Refactored provider logic into backend/llm/:

  • config.py: environment-driven provider/model config
  • providers/openai_compatible.py: OpenAI-compatible adapter
  • client.py: retry policy, model fallback policy, health checks

Impact:

  • Provider changes no longer require touching planner/chat logic.
  • Cleaner testing surface and better maintainability.

2) Robust Fallback Behavior

Added failover behavior for empty model responses:

  • Empty content is treated as a failure condition.
  • Retry/fallback path is invoked automatically.
  • Chat route guarantees a non-empty user-visible response string.

Impact:

  • Eliminates silent (no reply) UX failures.

3) Backward-Compatible Retrieval

Fixed schema drift between code and local SQLite snapshots:

  • Retriever now handles docs tables with or without an embedding column.

Impact:

  • Prevents runtime crashes on older/dev database files.

4) API and UI Contract Fixes

  • Mounted missing backend routers.
  • Added missing POST /api/plan/now endpoint.
  • Fixed frontend plan-check rendering for structured check objects.
  • Corrected toggle defaults and SSE base handling.

Impact:

  • End-to-end planning flow became stable and observable.

Tradeoffs

  • Kept backend/aria/agent.py as a compatibility facade during refactor to avoid widespread import churn.
  • Used OpenAI-compatible adapter for both OpenRouter/OpenAI paths to minimize code duplication.
  • Prioritized reliability patches over broad feature expansion.

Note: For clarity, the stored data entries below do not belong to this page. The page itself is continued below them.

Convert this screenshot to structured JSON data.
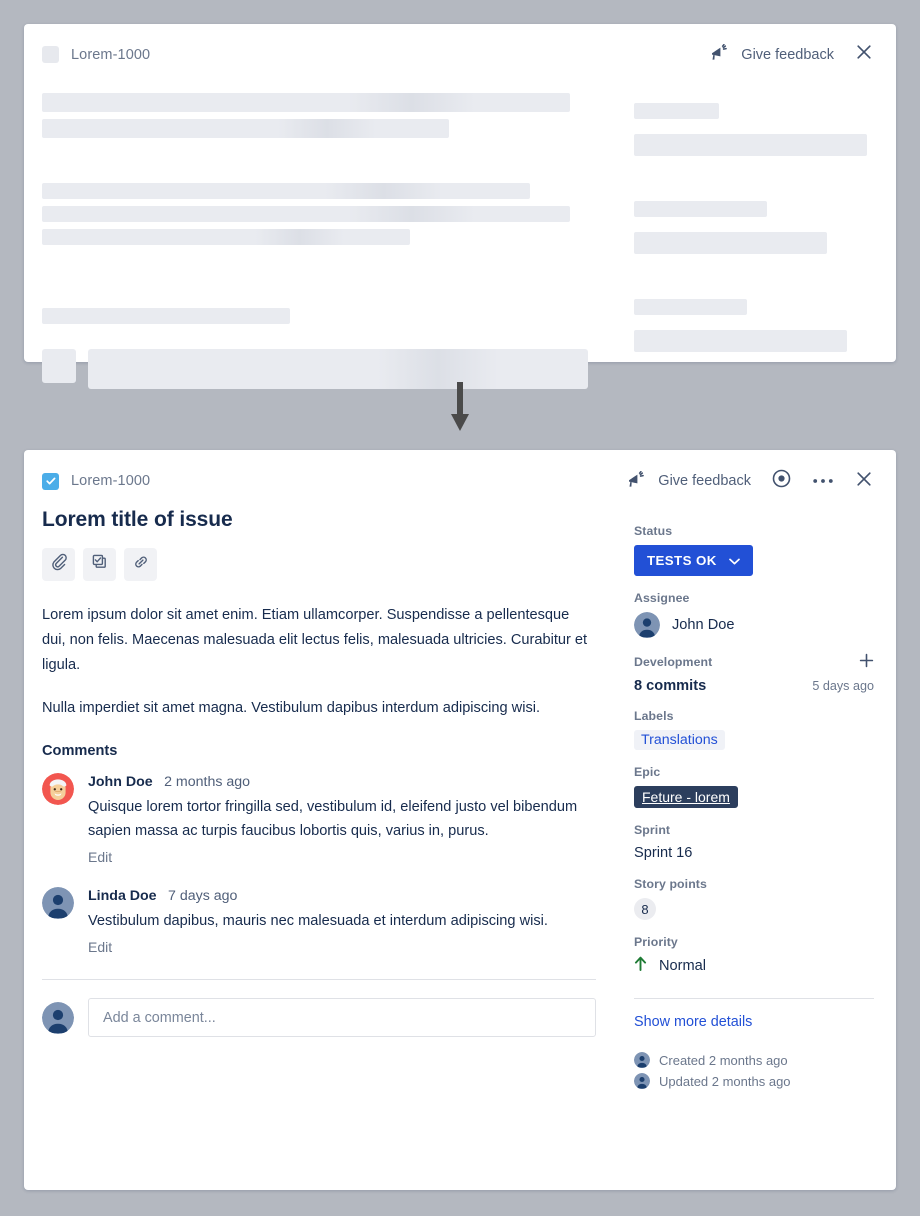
{
  "background_color": "#b4b8c0",
  "accent_color": "#2250d6",
  "loading_card": {
    "issue_key": "Lorem-1000",
    "feedback_label": "Give feedback",
    "icons": {
      "megaphone": "megaphone-icon",
      "close": "close-icon"
    }
  },
  "transition": {
    "arrow": "arrow-down-icon"
  },
  "loaded_card": {
    "issue_key": "Lorem-1000",
    "feedback_label": "Give feedback",
    "icons": {
      "megaphone": "megaphone-icon",
      "watch": "eye-icon",
      "more": "more-actions-icon",
      "close": "close-icon"
    },
    "title": "Lorem title of issue",
    "actions": [
      {
        "name": "attach-button",
        "icon": "paperclip-icon"
      },
      {
        "name": "add-child-issue-button",
        "icon": "child-issue-icon"
      },
      {
        "name": "link-issue-button",
        "icon": "link-icon"
      }
    ],
    "description": [
      "Lorem ipsum dolor sit amet enim. Etiam ullamcorper. Suspendisse a pellentesque dui, non felis. Maecenas malesuada elit lectus felis, malesuada ultricies. Curabitur et ligula.",
      "Nulla imperdiet sit amet magna. Vestibulum dapibus interdum adipiscing wisi."
    ],
    "comments_heading": "Comments",
    "comments": [
      {
        "author": "John Doe",
        "time": "2 months ago",
        "text": "Quisque lorem tortor fringilla sed, vestibulum id, eleifend justo vel bibendum sapien massa ac turpis faucibus lobortis quis, varius in, purus.",
        "edit_label": "Edit",
        "avatar": "santa-emoji-avatar"
      },
      {
        "author": "Linda Doe",
        "time": "7 days ago",
        "text": "Vestibulum dapibus, mauris nec malesuada et interdum adipiscing wisi.",
        "edit_label": "Edit",
        "avatar": "default-person-avatar"
      }
    ],
    "add_comment": {
      "placeholder": "Add a comment...",
      "value": "",
      "avatar": "default-person-avatar"
    },
    "sidebar": {
      "status": {
        "label": "Status",
        "value": "TESTS OK",
        "chevron": "chevron-down-icon"
      },
      "assignee": {
        "label": "Assignee",
        "value": "John Doe",
        "avatar": "default-person-avatar"
      },
      "development": {
        "label": "Development",
        "add_icon": "plus-icon",
        "value": "8 commits",
        "time": "5 days ago"
      },
      "labels": {
        "label": "Labels",
        "chips": [
          "Translations"
        ]
      },
      "epic": {
        "label": "Epic",
        "value": "Feture - lorem"
      },
      "sprint": {
        "label": "Sprint",
        "value": "Sprint 16"
      },
      "story_points": {
        "label": "Story points",
        "value": "8"
      },
      "priority": {
        "label": "Priority",
        "value": "Normal",
        "icon": "arrow-up-icon",
        "icon_color": "#1e7b34"
      },
      "show_more_label": "Show more details",
      "timestamps": [
        {
          "text": "Created 2 months ago"
        },
        {
          "text": "Updated 2 months ago"
        }
      ]
    }
  }
}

Reliability and Observability Notes

  • Plan generation errors now surface clearly through API logs.
  • Model fallback order is configurable in env.
  • SSE stream includes run, plan, anomaly, and metrics events for operator visibility.

What This Project Demonstrates

  • Full-stack ownership (Python + TypeScript).
  • Real-time distributed flow design (SSE + async services).
  • AI application robustness patterns:
    • strict output shaping
    • safety-gated post-processing
    • retrieval grounding
    • fallback-oriented provider integration
  • Pragmatic migration from hackathon code to maintainable architecture.

Next Improvements (Roadmap)

  1. Add automated integration tests for start -> plan -> decide -> distill.
  2. Add structured logging/metrics dashboards for planner latency and fallback rates.
  3. Move to explicit env loading per service directory to avoid .env ambiguity.
  4. Add optional auth and role-based controls for multi-operator scenarios.